Donald Trump's White House: Five Takeaways From Tuesday
US President Donald Trump sought to seize back political momentum Tuesday by unveiling his pick for the Supreme Court, as he weathered new challenges to his controversial immigration order and saw the confirmation of several key cabinet nominees stall in Congress.
File photo of US President Donald Trump (Reuters)
Washington: US President Donald Trump sought to seize back political momentum Tuesday by unveiling his pick for the Supreme Court, as he weathered new challenges to his controversial immigration order and saw the confirmation of several key cabinet nominees stall in Congress.
Here are five takeaways from the day's events in Washington:
- Supreme Court -
The announcement played out in prime time, complete with teasers delivered in the runup to the 8:00 pm announcement by Trump himself on Twitter.
Gorsuch, 49, is considered to be an "originalist" -- guided in his legal reasoning by what he believes to be the constitution's original intent and meaning. He is the youngest nominee in a generation.
The nine-seat court has been at eight since Scalia died in February 2016, as Republicans refused to set up a confirmation hearing for Barack Obama's pick, Merrick Garland.
- Diplo dissent -
UN Secretary-General Antonio Guterres sharpened his criticism of Trump's ban on travelers from seven mainly-Muslim nations, calling it a "blind" measure more likely to fan extremist propaganda than combat the threat of terrorism.
Guterres warned that countries seeking to strengthen control of their borders cannot do so "based on any form of discrimination related to religion, ethnicity or nationality."
Echoing his stance, a large group of US diplomats from around the world formally opposed the executive order, despite the White House warning that they should get behind his agenda or resign.
"We are better than this ban," they declared, according to leaked drafts of the "dissent memo," scorning Trump's plan to introduce "extreme vetting" for visa applicants as a "high, vague and nebulous bar" for travelers from the seven countries to meet.
- Ban or no ban? -
The debate over Trump's executive order on immigration veered from questions about its merits and effectiveness to pure semantics: when is a ban a ban?
"This is not a Muslim ban.
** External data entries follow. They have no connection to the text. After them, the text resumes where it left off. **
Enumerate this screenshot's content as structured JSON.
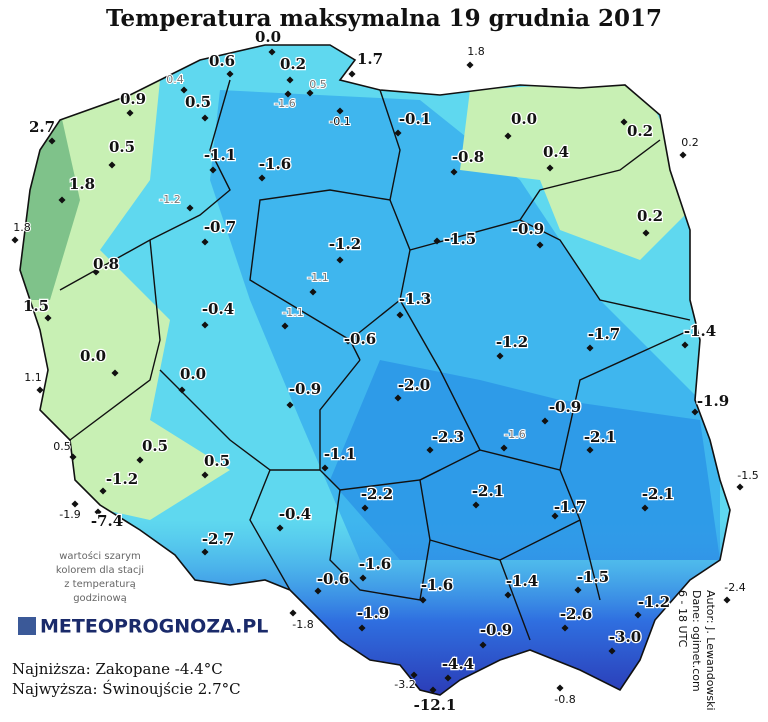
{
  "title": "Temperatura maksymalna 19 grudnia 2017",
  "stations": [
    {
      "value": "0.0"
    },
    {
      "value": "0.6"
    },
    {
      "value": "0.2"
    },
    {
      "value": "1.7"
    },
    {
      "value": "1.8"
    },
    {
      "value": "0.4"
    },
    {
      "value": "0.5"
    },
    {
      "value": "-1.6"
    },
    {
      "value": "0.9"
    },
    {
      "value": "0.5"
    },
    {
      "value": "-0.1"
    },
    {
      "value": "-0.1"
    },
    {
      "value": "0.0"
    },
    {
      "value": "0.2"
    },
    {
      "value": "0.2"
    },
    {
      "value": "2.7"
    },
    {
      "value": "0.5"
    },
    {
      "value": "-1.1"
    },
    {
      "value": "-1.6"
    },
    {
      "value": "-0.8"
    },
    {
      "value": "0.4"
    },
    {
      "value": "1.8"
    },
    {
      "value": "-1.2"
    },
    {
      "value": "1.8"
    },
    {
      "value": "-0.7"
    },
    {
      "value": "0.2"
    },
    {
      "value": "-1.2"
    },
    {
      "value": "-1.5"
    },
    {
      "value": "-0.9"
    },
    {
      "value": "0.8"
    },
    {
      "value": "-1.1"
    },
    {
      "value": "-1.3"
    },
    {
      "value": "1.5"
    },
    {
      "value": "-0.4"
    },
    {
      "value": "-1.1"
    },
    {
      "value": "-0.6"
    },
    {
      "value": "-1.2"
    },
    {
      "value": "-1.7"
    },
    {
      "value": "-1.4"
    },
    {
      "value": "0.0"
    },
    {
      "value": "0.0"
    },
    {
      "value": "1.1"
    },
    {
      "value": "-0.9"
    },
    {
      "value": "-2.0"
    },
    {
      "value": "-1.9"
    },
    {
      "value": "-0.9"
    },
    {
      "value": "-2.3"
    },
    {
      "value": "-1.6"
    },
    {
      "value": "-2.1"
    },
    {
      "value": "0.5"
    },
    {
      "value": "0.5"
    },
    {
      "value": "0.5"
    },
    {
      "value": "-1.1"
    },
    {
      "value": "-1.5"
    },
    {
      "value": "-1.2"
    },
    {
      "value": "-2.2"
    },
    {
      "value": "-2.1"
    },
    {
      "value": "-1.7"
    },
    {
      "value": "-2.1"
    },
    {
      "value": "-1.9"
    },
    {
      "value": "-7.4"
    },
    {
      "value": "-0.4"
    },
    {
      "value": "-2.7"
    },
    {
      "value": "-1.6"
    },
    {
      "value": "-0.6"
    },
    {
      "value": "-1.6"
    },
    {
      "value": "-1.4"
    },
    {
      "value": "-1.5"
    },
    {
      "value": "-2.4"
    },
    {
      "value": "-2.6"
    },
    {
      "value": "-1.2"
    },
    {
      "value": "-1.8"
    },
    {
      "value": "-1.9"
    },
    {
      "value": "-0.9"
    },
    {
      "value": "-3.0"
    },
    {
      "value": "-4.4"
    },
    {
      "value": "-3.2"
    },
    {
      "value": "-12.1"
    },
    {
      "value": "-0.8"
    }
  ],
  "note": [
    "wartości szarym",
    "kolorem dla stacji",
    "z temperaturą",
    "godzinową"
  ],
  "logo": "METEOPROGNOZA.PL",
  "summary": [
    "Najniższa: Zakopane -4.4°C",
    "Najwyższa: Świnoujście 2.7°C"
  ],
  "credits": [
    "Autor: J. Lewandowski",
    "Dane: ogimet.com",
    "6 - 18 UTC"
  ]
}
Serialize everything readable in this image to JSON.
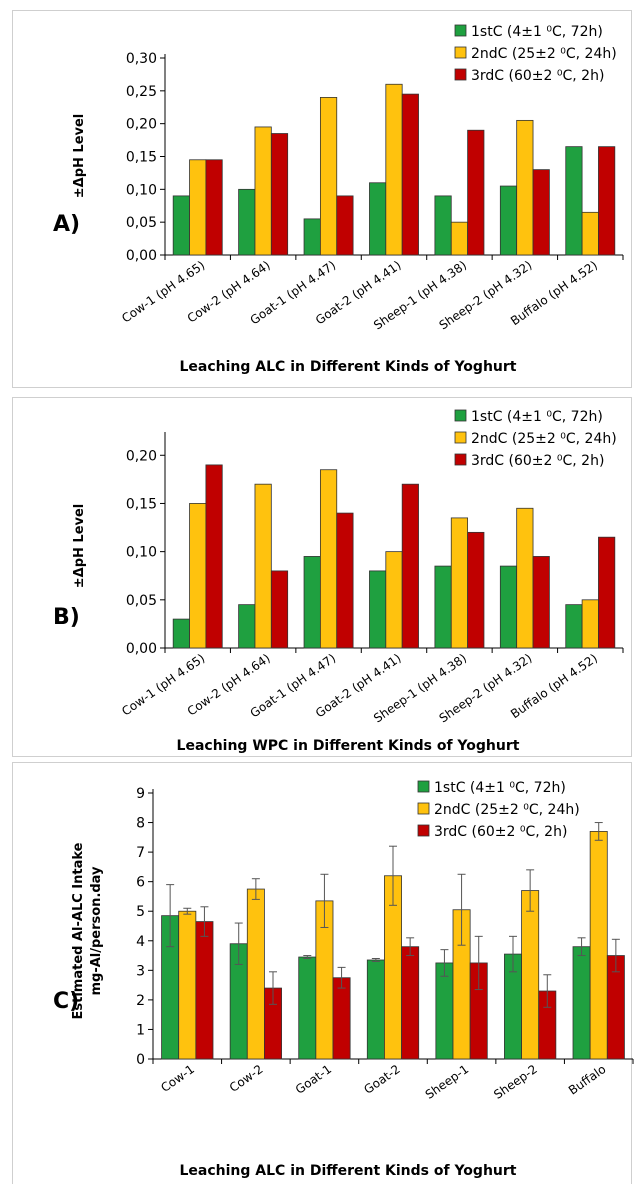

It's not a travel ban/ It's a vetting system to keep America safe. That's it. Plain and simple," White House spokesman Sean Spicer told reporters, complaining that the word "ban" is inappropriate.
One problem: Trump used the very word in a tweet on Monday.
"He is using the word that the media is using," explained an uneasy Spicer.
- None shall pass -
Trump kicked off the day with a combative tweet aimed at Democrats he accuses of obstructing the approval of Jeff Sessions, his nominee for attorney general, and other members of his cabinet.
"They should be ashamed of themselves! No wonder D.C. doesn't work!" Trump wrote.
Senate Democrats gave him little reason to relent as the day went on, blocking committee votes on two key nominations: Treasury secretary nominee Steven Mnuchin and health secretary-designate Tom Price.
The White House rebuke was swift, with Spicer calling the boycott "truly outrageous."
Democrats have dug in over the nominations, alarmed by what they see as extreme picks for a raft of key posts and angered by Trump's aggressive first week in office.
Despite the partisan tensions, one cabinet member managed to win confirmation: Elaine Chao, the next transportation secretary -- and the wife of Senate Majority Leader Mitch McConnell.
- Target: Germany -
Another day, another brash foray into foreign policy.
Top Trump economic advisor Peter Navarro bashed Germany for exploiting an undervalued euro to take advantage of its European neighbors, in a rare public rebuke of a major US trading partner.
Navarro's comments, made in a Financial Times interview, were the latest example of the new US administration's abrasive tactics, with Trump himself using public attacks and Twitter to criticize businesses and allies.
Navarro, who heads the White House's new National Trade Council, told the FT that Germany "continues to exploit other countries in the EU as well as the US with an 'implicit Deutsche mark' that is grossly undervalued."
A hardliner on trade and especially China's rise, Navarro also said the planned trade deal between the United States and European Union -- the Trans-Atlantic Trade and Investment Partnership -- was dead.
He repeated Trump's statements that the administration will pursue bilateral agreements that favor the United States.